President Biden's proposed infrastructure plan finds majority support among the U.S. public, with several specific areas of investment viewed as worthwhile across party lines. Americans are also largely on board with increasing taxes on corporations and getting the wealthy to pay for it.
Nationwide, 58% approve of the administration's infrastructure proposal. This includes 90% of Democrats and a 57%-majority of independents, but only 19% of Republicans. People of color approve of the plan in large numbers, while White Americans are split fairly evenly, divided by partisanship and ideology.

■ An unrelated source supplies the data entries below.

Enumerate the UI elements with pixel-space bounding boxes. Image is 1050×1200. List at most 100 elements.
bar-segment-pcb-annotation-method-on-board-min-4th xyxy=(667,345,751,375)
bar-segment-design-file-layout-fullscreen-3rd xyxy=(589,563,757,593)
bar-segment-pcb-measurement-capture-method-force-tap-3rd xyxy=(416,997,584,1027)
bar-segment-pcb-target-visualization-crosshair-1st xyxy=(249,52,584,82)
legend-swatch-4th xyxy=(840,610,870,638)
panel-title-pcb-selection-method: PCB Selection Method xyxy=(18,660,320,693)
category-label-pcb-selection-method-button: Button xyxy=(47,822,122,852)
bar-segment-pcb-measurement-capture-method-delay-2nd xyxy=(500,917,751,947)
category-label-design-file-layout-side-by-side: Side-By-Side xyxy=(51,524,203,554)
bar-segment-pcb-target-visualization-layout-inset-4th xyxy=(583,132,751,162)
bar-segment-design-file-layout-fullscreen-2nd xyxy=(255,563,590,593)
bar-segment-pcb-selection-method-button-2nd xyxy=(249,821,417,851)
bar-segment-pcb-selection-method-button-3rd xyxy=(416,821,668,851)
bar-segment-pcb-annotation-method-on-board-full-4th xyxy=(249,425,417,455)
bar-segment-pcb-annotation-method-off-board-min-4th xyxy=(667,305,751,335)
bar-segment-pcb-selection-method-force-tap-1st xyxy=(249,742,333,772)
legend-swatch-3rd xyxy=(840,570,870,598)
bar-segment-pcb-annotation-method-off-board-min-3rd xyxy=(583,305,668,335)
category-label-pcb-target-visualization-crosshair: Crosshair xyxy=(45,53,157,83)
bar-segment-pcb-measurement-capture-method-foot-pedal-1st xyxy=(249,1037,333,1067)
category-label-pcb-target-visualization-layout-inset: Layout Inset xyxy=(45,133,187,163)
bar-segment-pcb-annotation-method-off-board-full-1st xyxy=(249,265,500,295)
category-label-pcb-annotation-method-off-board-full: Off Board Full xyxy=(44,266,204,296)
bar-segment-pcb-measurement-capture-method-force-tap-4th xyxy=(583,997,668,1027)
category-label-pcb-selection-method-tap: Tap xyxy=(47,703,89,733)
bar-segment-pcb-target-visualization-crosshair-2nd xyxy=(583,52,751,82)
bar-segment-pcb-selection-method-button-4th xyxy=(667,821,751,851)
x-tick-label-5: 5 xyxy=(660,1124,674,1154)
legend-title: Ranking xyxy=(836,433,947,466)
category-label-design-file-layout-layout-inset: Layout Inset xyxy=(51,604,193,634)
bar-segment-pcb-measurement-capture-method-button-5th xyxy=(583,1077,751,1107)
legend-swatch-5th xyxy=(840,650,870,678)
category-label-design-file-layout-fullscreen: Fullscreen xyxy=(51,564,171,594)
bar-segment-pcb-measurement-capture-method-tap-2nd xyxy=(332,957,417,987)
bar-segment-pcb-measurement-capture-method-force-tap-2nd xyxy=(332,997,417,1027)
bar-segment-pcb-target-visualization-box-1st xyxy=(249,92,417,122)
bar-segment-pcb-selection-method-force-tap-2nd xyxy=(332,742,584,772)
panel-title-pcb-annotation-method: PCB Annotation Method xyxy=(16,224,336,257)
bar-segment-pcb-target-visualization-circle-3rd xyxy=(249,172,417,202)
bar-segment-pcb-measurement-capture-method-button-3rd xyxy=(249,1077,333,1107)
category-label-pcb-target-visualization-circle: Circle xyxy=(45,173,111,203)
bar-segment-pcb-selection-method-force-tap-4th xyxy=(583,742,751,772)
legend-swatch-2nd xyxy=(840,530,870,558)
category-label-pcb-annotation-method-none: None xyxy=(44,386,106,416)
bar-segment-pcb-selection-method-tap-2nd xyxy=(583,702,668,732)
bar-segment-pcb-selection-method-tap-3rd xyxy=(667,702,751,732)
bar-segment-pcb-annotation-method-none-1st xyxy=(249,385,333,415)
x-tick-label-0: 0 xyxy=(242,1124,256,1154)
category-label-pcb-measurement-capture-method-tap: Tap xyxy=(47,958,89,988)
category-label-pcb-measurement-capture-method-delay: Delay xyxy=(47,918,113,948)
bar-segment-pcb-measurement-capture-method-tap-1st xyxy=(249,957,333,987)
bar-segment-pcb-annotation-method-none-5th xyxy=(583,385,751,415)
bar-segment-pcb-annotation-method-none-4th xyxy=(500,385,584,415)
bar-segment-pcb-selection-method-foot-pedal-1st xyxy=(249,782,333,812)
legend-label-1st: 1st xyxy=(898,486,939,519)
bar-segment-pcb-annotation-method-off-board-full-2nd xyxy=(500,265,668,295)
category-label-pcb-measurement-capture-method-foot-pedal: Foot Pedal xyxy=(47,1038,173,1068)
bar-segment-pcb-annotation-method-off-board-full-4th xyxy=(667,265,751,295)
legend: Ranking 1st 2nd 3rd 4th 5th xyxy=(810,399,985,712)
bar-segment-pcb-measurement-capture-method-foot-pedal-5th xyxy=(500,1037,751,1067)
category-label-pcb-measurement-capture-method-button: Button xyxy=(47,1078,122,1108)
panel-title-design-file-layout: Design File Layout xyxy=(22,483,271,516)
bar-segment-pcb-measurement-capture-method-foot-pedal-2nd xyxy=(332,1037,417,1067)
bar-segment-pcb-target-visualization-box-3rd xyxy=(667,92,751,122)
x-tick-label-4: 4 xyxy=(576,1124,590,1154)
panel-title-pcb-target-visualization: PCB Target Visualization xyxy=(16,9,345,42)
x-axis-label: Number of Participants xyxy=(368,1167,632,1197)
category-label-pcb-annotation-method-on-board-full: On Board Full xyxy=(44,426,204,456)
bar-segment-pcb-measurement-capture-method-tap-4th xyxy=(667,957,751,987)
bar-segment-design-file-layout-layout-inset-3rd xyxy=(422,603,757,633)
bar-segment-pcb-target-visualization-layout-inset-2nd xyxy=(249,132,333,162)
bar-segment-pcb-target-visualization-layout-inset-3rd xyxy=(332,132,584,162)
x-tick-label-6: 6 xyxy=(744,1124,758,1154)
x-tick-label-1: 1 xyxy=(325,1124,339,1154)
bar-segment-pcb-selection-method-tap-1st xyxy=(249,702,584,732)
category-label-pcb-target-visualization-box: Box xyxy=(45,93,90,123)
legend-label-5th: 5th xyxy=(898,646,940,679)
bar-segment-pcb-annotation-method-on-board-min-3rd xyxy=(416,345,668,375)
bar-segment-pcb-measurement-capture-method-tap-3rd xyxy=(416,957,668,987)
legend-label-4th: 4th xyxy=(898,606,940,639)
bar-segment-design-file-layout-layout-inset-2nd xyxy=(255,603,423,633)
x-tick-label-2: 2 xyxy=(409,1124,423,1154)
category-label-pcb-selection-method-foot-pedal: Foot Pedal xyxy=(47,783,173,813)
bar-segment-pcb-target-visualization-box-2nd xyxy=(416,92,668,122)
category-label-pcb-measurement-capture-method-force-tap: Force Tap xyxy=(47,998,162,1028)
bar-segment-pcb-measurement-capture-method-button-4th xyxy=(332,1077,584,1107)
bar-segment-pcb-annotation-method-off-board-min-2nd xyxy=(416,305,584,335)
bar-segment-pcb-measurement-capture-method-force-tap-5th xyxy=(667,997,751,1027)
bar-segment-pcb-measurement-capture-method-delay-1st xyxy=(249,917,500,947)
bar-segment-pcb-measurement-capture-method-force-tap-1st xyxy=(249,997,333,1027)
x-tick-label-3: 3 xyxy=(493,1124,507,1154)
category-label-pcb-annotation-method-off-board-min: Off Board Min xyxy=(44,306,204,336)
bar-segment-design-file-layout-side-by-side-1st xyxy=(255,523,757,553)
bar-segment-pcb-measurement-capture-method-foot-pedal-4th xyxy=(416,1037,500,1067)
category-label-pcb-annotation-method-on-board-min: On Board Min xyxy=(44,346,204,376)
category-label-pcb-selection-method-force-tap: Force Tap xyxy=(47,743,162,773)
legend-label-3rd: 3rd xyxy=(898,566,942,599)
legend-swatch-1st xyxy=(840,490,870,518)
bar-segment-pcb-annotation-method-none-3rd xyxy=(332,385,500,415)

Americans broadly approve of Congress passing bills to fund a variety of types of infrastructure spending. At least 3 in 4 approve of spending additional federal money on five areas of investment, when asked generally without Biden's name or either party attached. Most popular is building or repairing American roads and bridges (87%). Close behind that are replacing or repairing water pipes (85%) and providing more home care for the elderly (83%), followed by installing broadband internet in rural areas (78%) and building public schools (73%). Each of these items finds majority approval among Democrats, independents and Republicans alike.
While less popular overall, building more rail lines and setting up electric car charging stations are also met with majority support — by closer to six in 10 Americans. These items, especially support for charging stations, tend to divide people along familiar partisan lines.
To pay for infrastructure, most Americans would favor raising taxes on both large corporations and people making over $400,000 annually — seven in 10 each. Both of these measures find support among approximately half of Republicans, as well as large majorities of Democrats and independents. By contrast, only four in 10 Americans would support raising taxes specifically on people who use roads and bridges more.
Back to Biden's infrastructure plan — its 58% approval level is the same as. These two views are highly correlated: those who disapprove of Biden also tend to oppose his infrastructure proposal, even after controlling for respondents' partisanship.
Support for the plan is probably also related to more general views about government spending to stimulate the economy. Those who say the recent economic relief package was helpful to the economy are more likely than others to approve of the infrastructure plan (again controlling for party).
This CBS News survey was conducted by YouGov using a nationally representative sample of 2,527 U.S. residents interviewed between April 21-24, 2021. This sample was weighted according to gender, age, race and education based on the American Community Survey, conducted by the U.S. Bureau of the Census, as well as the 2020 presidential vote and registration status. The margin of error is ±2.3 points.